In Union Asset Mgmt. Holding A.G. v. Dell Inc., No. 08-51163 (5th Cir. Feb. 7, 2012), the court upheld a $40 million class action settlement of claims that Dell inflated its share price by making false statements about revenues and other things. The panel ruled that the district court didn't abuse its discretion when it granted class counsel a $7.2 million fee, which came to 18 percent of the common fund. It said:

The objectors argue that the lodestar method is the only way to calculate attorneys’ fees in this Circuit. They understandably point to the following sentence from a 2008 case: “This circuit requires district courts to use the ‘lodestar method’ to ‘assess attorneys’ fees in class action suits.’” But that sentence overstates the case it quotes, which said that the Circuit “uses” the lodestar method rather than “requires” it, did not involve a traditional common fund, and implied that the percentage method might be proper in other circumstances. Moreover, the 2008 case, which was not a securities case, only addressed how to allocate a lump-sum attorneys’ fee award among the plaintiffs’ multiple attorneys rather than how to allocate a common fund between class counsel and the class itself, as here.
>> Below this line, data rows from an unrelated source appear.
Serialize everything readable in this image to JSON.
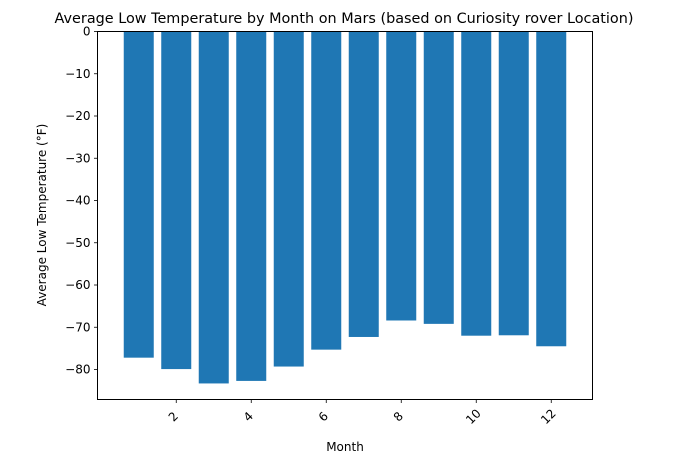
{
  "chart_data": {
    "type": "bar",
    "title": "Average Low Temperature by Month on Mars (based on Curiosity rover Location)",
    "xlabel": "Month",
    "ylabel": "Average Low Temperature (°F)",
    "x": [
      1,
      2,
      3,
      4,
      5,
      6,
      7,
      8,
      9,
      10,
      11,
      12
    ],
    "values": [
      -77.2,
      -79.9,
      -83.3,
      -82.7,
      -79.3,
      -75.3,
      -72.3,
      -68.4,
      -69.2,
      -72.0,
      -71.9,
      -74.5
    ],
    "xlim": [
      -0.1,
      13.1
    ],
    "ylim": [
      -87.1,
      0
    ],
    "xticks": [
      2,
      4,
      6,
      8,
      10,
      12
    ],
    "xtick_labels": [
      "2",
      "4",
      "6",
      "8",
      "10",
      "12"
    ],
    "yticks": [
      0,
      -10,
      -20,
      -30,
      -40,
      -50,
      -60,
      -70,
      -80
    ],
    "ytick_labels": [
      "0",
      "−10",
      "−20",
      "−30",
      "−40",
      "−50",
      "−60",
      "−70",
      "−80"
    ],
    "bar_color": "#1f77b4",
    "grid": false,
    "legend": "none"
  }
}
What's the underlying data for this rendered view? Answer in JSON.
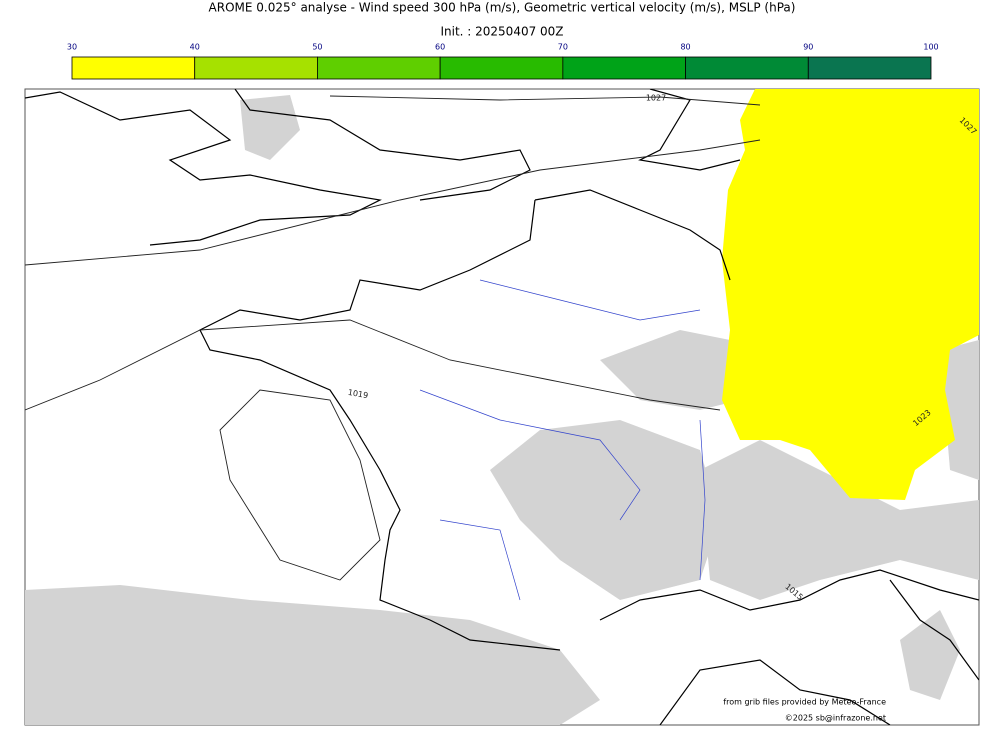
{
  "header": {
    "title": "AROME 0.025° analyse - Wind speed 300 hPa (m/s), Geometric vertical velocity (m/s), MSLP (hPa)",
    "subtitle": "Init. : 20250407 00Z"
  },
  "colorbar": {
    "ticks": [
      30,
      40,
      50,
      60,
      70,
      80,
      90,
      100
    ],
    "colors": [
      "#ffff00",
      "#a6e100",
      "#5fcf00",
      "#28bb00",
      "#00a318",
      "#008a36",
      "#0a7550"
    ]
  },
  "map": {
    "isobar_labels": [
      "1027",
      "1027",
      "1019",
      "1015",
      "1023"
    ],
    "credits": [
      "from grib files provided by Meteo-France",
      "©2025 sb@infrazone.net"
    ]
  }
}
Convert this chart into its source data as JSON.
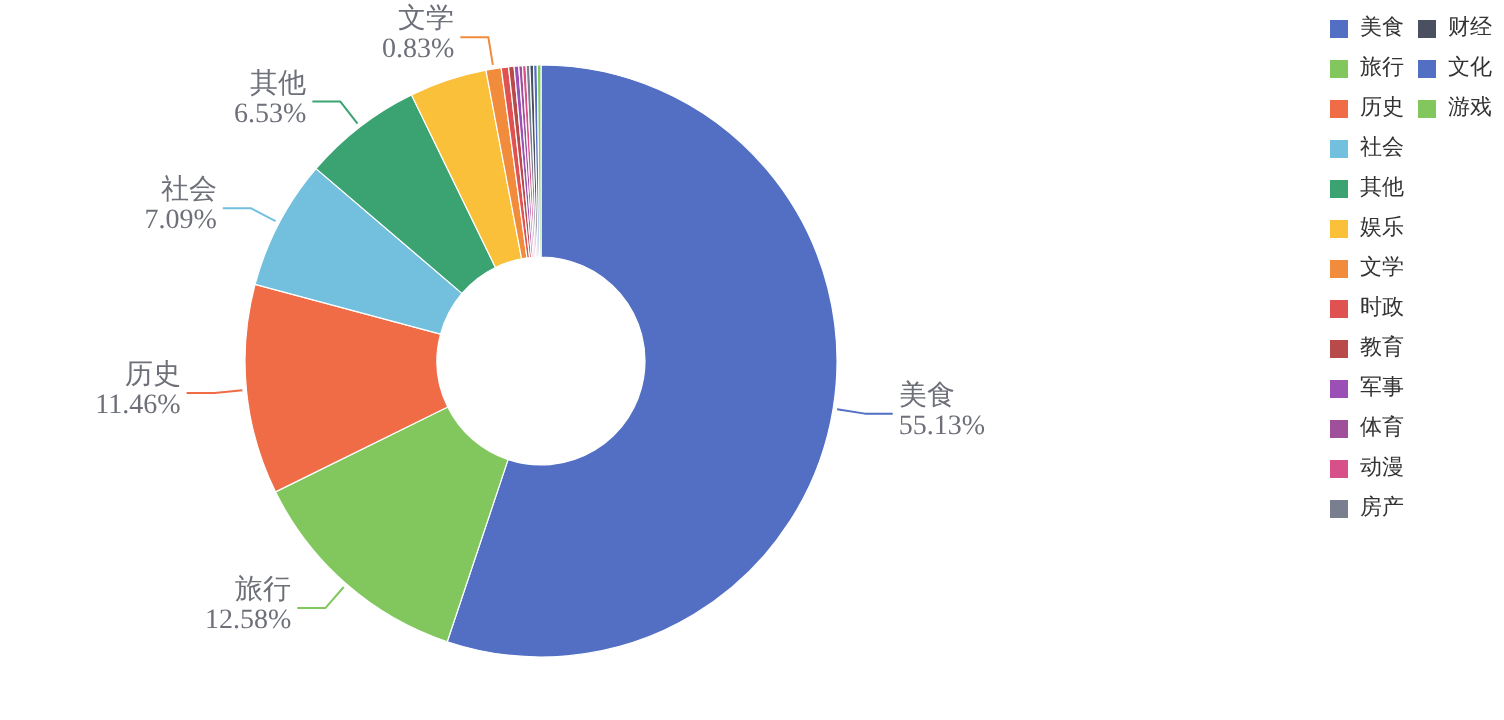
{
  "chart_data": {
    "type": "donut",
    "legend": "top right",
    "categories": [
      "美食",
      "旅行",
      "历史",
      "社会",
      "其他",
      "娱乐",
      "文学",
      "时政",
      "教育",
      "军事",
      "体育",
      "动漫",
      "房产",
      "财经",
      "文化",
      "游戏"
    ],
    "values": [
      55.13,
      12.58,
      11.46,
      7.09,
      6.53,
      4.23,
      0.83,
      0.4,
      0.3,
      0.25,
      0.2,
      0.2,
      0.2,
      0.2,
      0.2,
      0.2
    ],
    "value_labels": [
      "55.13%",
      "12.58%",
      "11.46%",
      "7.09%",
      "6.53%",
      null,
      "0.83%",
      null,
      null,
      null,
      null,
      null,
      null,
      null,
      null,
      null
    ],
    "colors": [
      "#536fc4",
      "#82c75e",
      "#ef6c47",
      "#73c0de",
      "#3ba272",
      "#fac03a",
      "#f08c3c",
      "#e05252",
      "#b84a4a",
      "#9a50b4",
      "#a0509a",
      "#d8508a",
      "#7a7f90",
      "#4b5060",
      "#536fc4",
      "#82c75e"
    ]
  }
}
The fact is that the Fifth Circuit has never reversed a district court's decision to use the percentage method, and none of our cases preclude its use.

Given the Fifth Circuit's stance on choice of method, the district court did not abuse its discretion by using the percentage method with a meticulous Johnson analysis. To be clear, we endorse the district courts' continued use of the percentage method cross checked with the Johnson factors. We join the majority of circuits in allowing our district courts the flexibility to choose between the percentage and lodestar methods in common fund cases, with their analyses under either approach informed by the Johnson considerations.

Id. at 13-14 (omitting footnotes).

Some may say the court limits the percentage method to cases under the Private Securities Litigation Reform Act, but the language doesn't support that view.